In a resonance tube, using a tuning fork of frequency 325 Hz, two successive resonance lengths are observed as 25.4 cm and 77.4 cm respectively. The velocity of sound in air

• A. 338 ms^-1
• B. 328 ms^-1
• C. 330 ms^-1
• D. 320 ms^-1

Answer 1

The correct option is A

338 ms^-1

Step 1: Given terms

Frequency, $\mathrm{f}=325\mathrm{Hz}$

First resonance length, ${\mathrm{l}}_1=25.4\mathrm{cm}$

Second resonance length, ${\mathrm{I}}_2=77.4\mathrm{cm}$

Step 2: Formula used

The velocity of sound in the air for the resonance tube is given as,

General Form: wave motion $v=f\lambda$.

Wave motion is used to calculate the wavelength between two successive nodes.

Here $\lambda$ is the wavelength (difference of I₁, I₂)
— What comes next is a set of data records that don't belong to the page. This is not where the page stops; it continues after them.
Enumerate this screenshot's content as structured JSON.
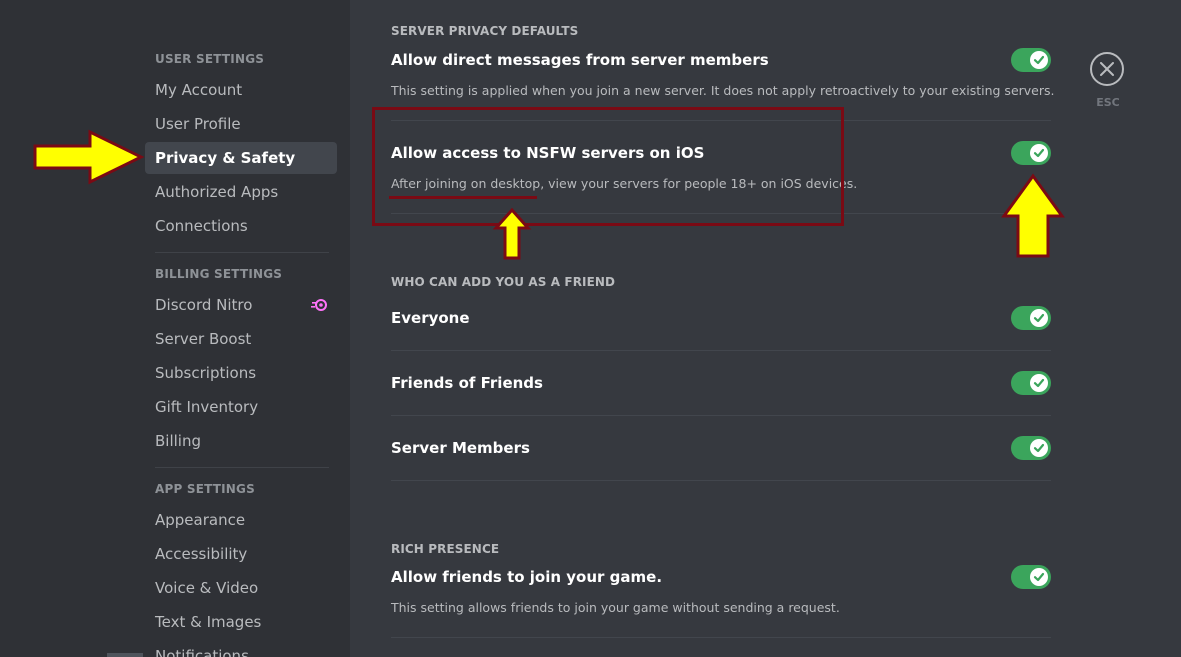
{
  "sidebar": {
    "user_settings_header": "USER SETTINGS",
    "user_items": [
      "My Account",
      "User Profile",
      "Privacy & Safety",
      "Authorized Apps",
      "Connections"
    ],
    "billing_header": "BILLING SETTINGS",
    "billing_items": [
      "Discord Nitro",
      "Server Boost",
      "Subscriptions",
      "Gift Inventory",
      "Billing"
    ],
    "app_header": "APP SETTINGS",
    "app_items": [
      "Appearance",
      "Accessibility",
      "Voice & Video",
      "Text & Images",
      "Notifications"
    ],
    "selected_item": "Privacy & Safety"
  },
  "content": {
    "privacy_header": "SERVER PRIVACY DEFAULTS",
    "dm_title": "Allow direct messages from server members",
    "dm_desc": "This setting is applied when you join a new server. It does not apply retroactively to your existing servers.",
    "dm_enabled": true,
    "nsfw_title": "Allow access to NSFW servers on iOS",
    "nsfw_desc": "After joining on desktop, view your servers for people 18+ on iOS devices.",
    "nsfw_enabled": true,
    "friend_header": "WHO CAN ADD YOU AS A FRIEND",
    "everyone_label": "Everyone",
    "everyone_enabled": true,
    "fof_label": "Friends of Friends",
    "fof_enabled": true,
    "server_members_label": "Server Members",
    "server_members_enabled": true,
    "rich_header": "RICH PRESENCE",
    "join_title": "Allow friends to join your game.",
    "join_desc": "This setting allows friends to join your game without sending a request.",
    "join_enabled": true
  },
  "close": {
    "label": "ESC"
  },
  "colors": {
    "toggle_on": "#3ba55c",
    "sidebar_bg": "#2f3136",
    "content_bg": "#36393f",
    "annotation_arrow": "#ffff00",
    "annotation_outline": "#7a0a14",
    "nitro_pink": "#ff73fa"
  }
}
$\mathrm{v}=2\times \mathrm{f}({\mathrm{l}}_1-{\mathrm{l}}_2)$

Here v is velocity, I₁,I₂ are two lengths and f is frequency.

Step 3: Calculating velocity

On substituting the values in the formula, we get:

$$\begin{gathered} v=2\times 325\times \left(77.4-25.4\right)\times {10}^{-2} \\ =338m{s}^{-1} \end{gathered}$$

Hence, the velocity of air is $338{\mathrm{ms}}^{-1}$.